You can also use the wrap-websocket-handler middleware, which will put a :ws-channel key in the request map:

(require '[chord.http-kit :refer [wrap-websocket-handler]]
         '[org.httpkit.server :refer [run-server]]
         '[clojure.core.async :as a])

(defn your-handler [{:keys [ws-channel] :as req}]
  (go
    (let [{:keys [message]} (<! ws-channel)]
      (println "Message received:" message)
      (>! ws-channel "Hello client from server!")
      (close! ws-channel))))

(run-server (-> #'your-handler wrap-websocket-handler) {:port 3000})

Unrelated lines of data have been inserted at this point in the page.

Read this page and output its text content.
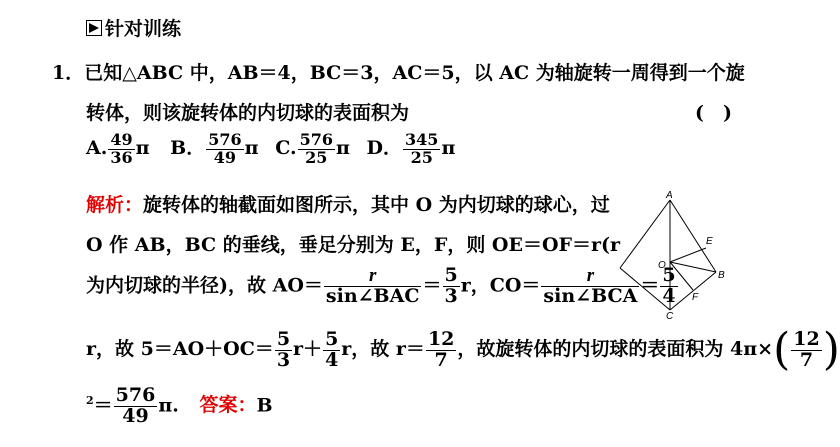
针对训练
1．已知△ABC 中，AB＝4，BC＝3，AC＝5，以 AC 为轴旋转一周得到一个旋
转体，则该旋转体的内切球的表面积为	(　)
A. $\frac{49}{36}$ π B． $\frac{576}{49}$ π C. $\frac{576}{25}$ π D． $\frac{345}{25}$ π
解析：旋转体的轴截面如图所示，其中 O 为内切球的球心，过
O 作 AB，BC 的垂线，垂足分别为 E，F，则 OE＝OF＝r(r
为内切球的半径)，故 $AO= \frac{r}{\text{sin∠BAC}} = \frac{5}{3}$ r，$CO= \frac{r}{\text{sin∠BCA}} = \frac{5}{4}$
r，故 $5=AO+OC= \frac{5}{3} r+ \frac{5}{4}$ r，故 $r= \frac{12}{7}$ ，故旋转体的内切球的表面积为 $4\pi\times( \frac{12}{7}$ )
$^2= \frac{576}{49} \pi$. 答案：B
A
E
O
B
F
C
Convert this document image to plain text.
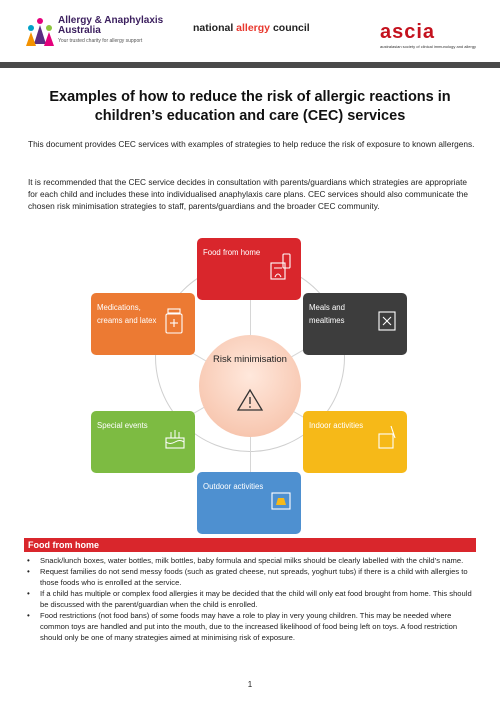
Allergy & Anaphylaxis
Australia
Your trusted charity for allergy support
national allergy council	ascia
australasian society of clinical immunology and allergy
Examples of how to reduce the risk of allergic reactions in children’s education and care (CEC) services

This document provides CEC services with examples of strategies to help reduce the risk of exposure to known allergens.

It is recommended that the CEC service decides in consultation with parents/guardians which strategies are appropriate for each child and includes these into individualised anaphylaxis care plans. CEC services should also communicate the chosen risk minimisation strategies to staff, parents/guardians and the broader CEC community.

Risk minimisation
Food from home
Meals and mealtimes
Indoor activities
Outdoor activities
Special events
Medications, creams and latex
Food from home
• Snack/lunch boxes, water bottles, milk bottles, baby formula and special milks should be clearly labelled with the child’s name.
• Request families do not send messy foods (such as grated cheese, nut spreads, yoghurt tubs) if there is a child with allergies to those foods who is enrolled at the service.
• If a child has multiple or complex food allergies it may be decided that the child will only eat food brought from home. This should be discussed with the parent/guardian when the child is enrolled.
• Food restrictions (not food bans) of some foods may have a role to play in very young children. This may be needed where common toys are handled and put into the mouth, due to the increased likelihood of food being left on toys. A food restriction should only be one of many strategies aimed at minimising risk of exposure.
1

You can pass custom channels to wrap-websocket-handler as a second (optional) parameter:

(run-server (-> #'your-handler
              (wrap-websocket-handler {:read-ch ...}))
            {:port 3000})

Bug reports/pull requests/comments/suggestions etc?

Yes please! Please submit these in the traditional GitHub manner.

Contributors

Chord’s contributors are listed in the ChangeLog - thank you all for your help!

License

Copyright © 2013-2015 James Henderson

Distributed under the Eclipse Public License, the same as Clojure.